After noticing this error we contacted the manufacturer directly. They did a little hunting and reported back to us that they found they indeed had been making an error related to the off-set applied when calculating targets for speech test signals. They were, of course, very interested in correcting the error and shipped out beta software with a correction. We piloted this new software on a few more people and found it did fix the problem. The update should be pushed out in the manufacturer’s fitting software by the time you read this article. This is a good example of why it is very important to update your software whenever a new version is released. Curious minds, however, also wonder why we were the first to report this, given that this autoREMfit implementation had been out for some time?
19. Will keep that in mind. You earlier mentioned the use of individual versus average REUGs. How much of an issue is that, really?
There was a lot of discussion regarding the use of measured vs. average REUGs in the early 1990s when it was popular to use the REIG for verification (e.g., Revit, 1991; Mueller 1992). In case you missed those discussions, here is an illustration of the differences you might find. We first completed an autoREMfit for a patient with a mild-to-moderate downward sloping hearing loss (see ear canal SPL thresholds in Figure 3). We purposely selected someone who had an unusual REUG. Normally we would expect an REUG peak of around 17 at 2700 Hz - his peak was at 2000 Hz and was around 25 dB. Where we would normally see a concha effect of around 10-12 dB at 4000 Hz, his REUG was only a few dB. The autoREMfit procedure we used requires the use of the measured REUG. The on-screen fit to the REIG target was excellent.
We then cross-checked for a match to REAR targets using traditional speechmapping for a 65-dB real-speech input. The results are shown in Figure 3. The dark blue dashed line is the NAL-NL2 prescriptive targets, and the lighter blue and red intertwined lines (test/retest) are the measured REARs.
Figure 3. REARs for a 65 dB SPL real speech input following autoREMfit. The dark blue dashed line is the NAL-NL2 prescriptive targets, and the lighter blue and red intertwined lines (test/retest) are the measured REARs. The shaded area represented the 30th to 99th percentile of the amplified speech signal. The X’s below the dashed blue line are the patient’s thresholds converted to ear canal SPL.

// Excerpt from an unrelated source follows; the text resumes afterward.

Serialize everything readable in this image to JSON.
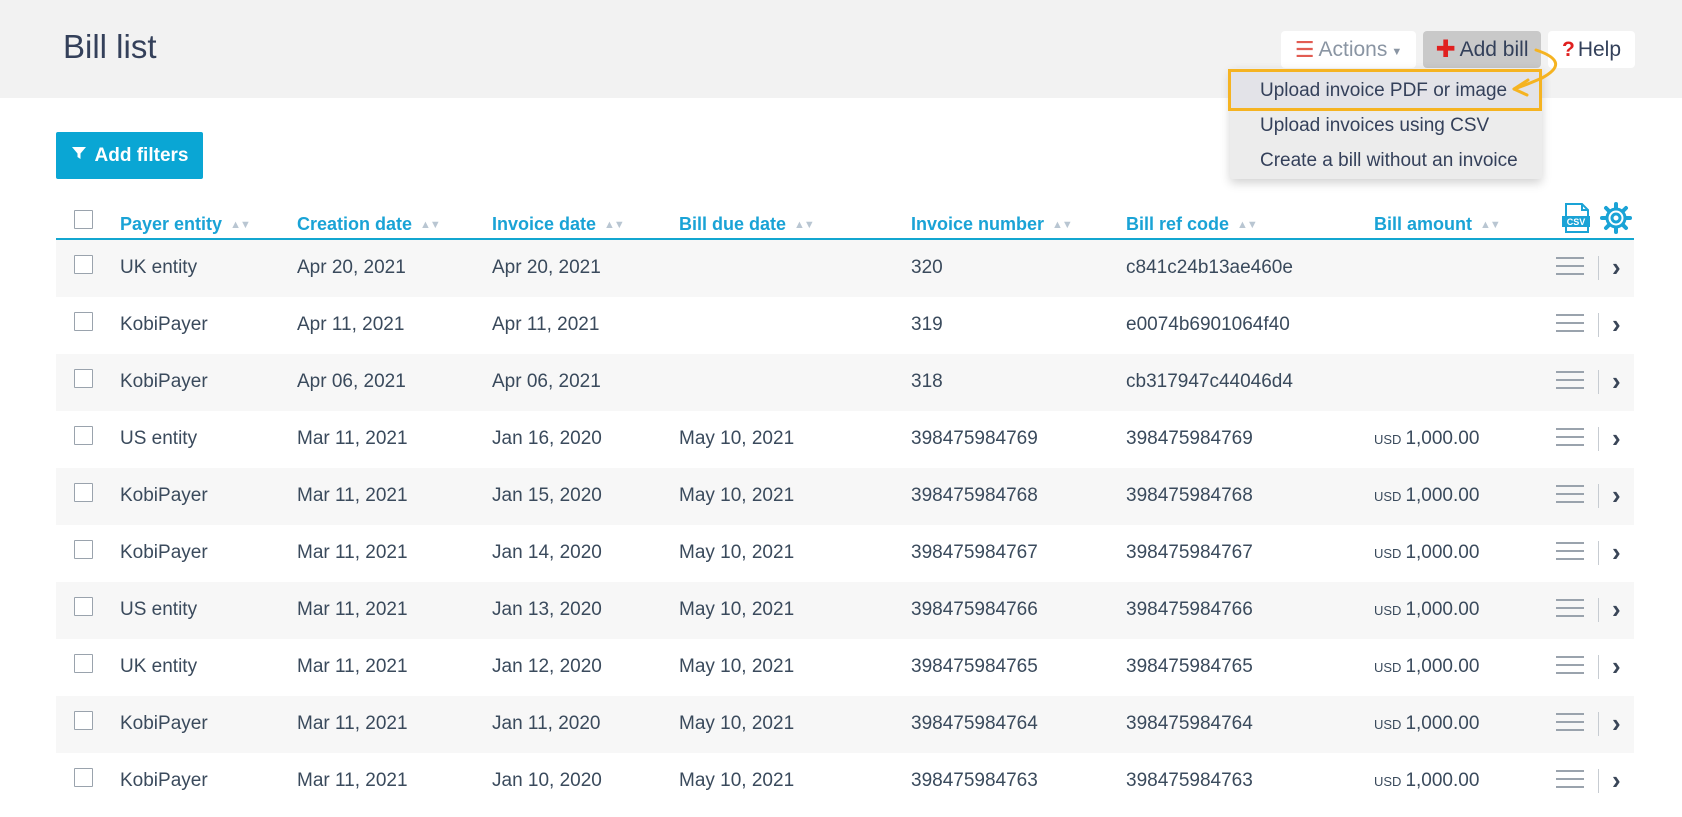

Most any audiologist would consider this an unacceptable fitting. Note that the REAR is about 10 dB over the prescriptive target at 2000 Hz and about 7 dB under target at 4000 Hz. This, of course, is what you’d expect when correcting for the unusual REUG we described - the only way to obtain an REIG target match is to introduce an amplified speech output that to some extent mimics the measured REUG, which leaves you with a very unusual amplified LTASS at the ear drum. There are experts that believe that this is the best way to fit hearing aids but we don’t agree.
20. Bottom line - do you think that autoREMfit will indeed move the sticks?
We hope so. As we’ve already stated, considerable research shows that patients have the best chance of receiving optimal benefit, while maintaining listening comfort, when fitted to a validated prescriptive method (NAL-NL2 or DSL v5), verified using probe-microphone techniques. If autoREMfit encourages audiologists to do this, that's great! However, accuracy is important. We certainly would not want to sacrifice accuracy just to save a few minutes of test time. Our recommendations for autoREMfit implementation, therefore, would be:
- Use the NAL-NL2/DSLv5 targets of the probe-mic equipment, not those of the hearing aid fitting software.
- Fit to REAR targets using real-speech inputs.
- As best as possible, also fit to soft and loud speech targets, in addition to average speech inputs.
- If a fit to REIG targets is part of the implementation, provide the option of using an average REUG.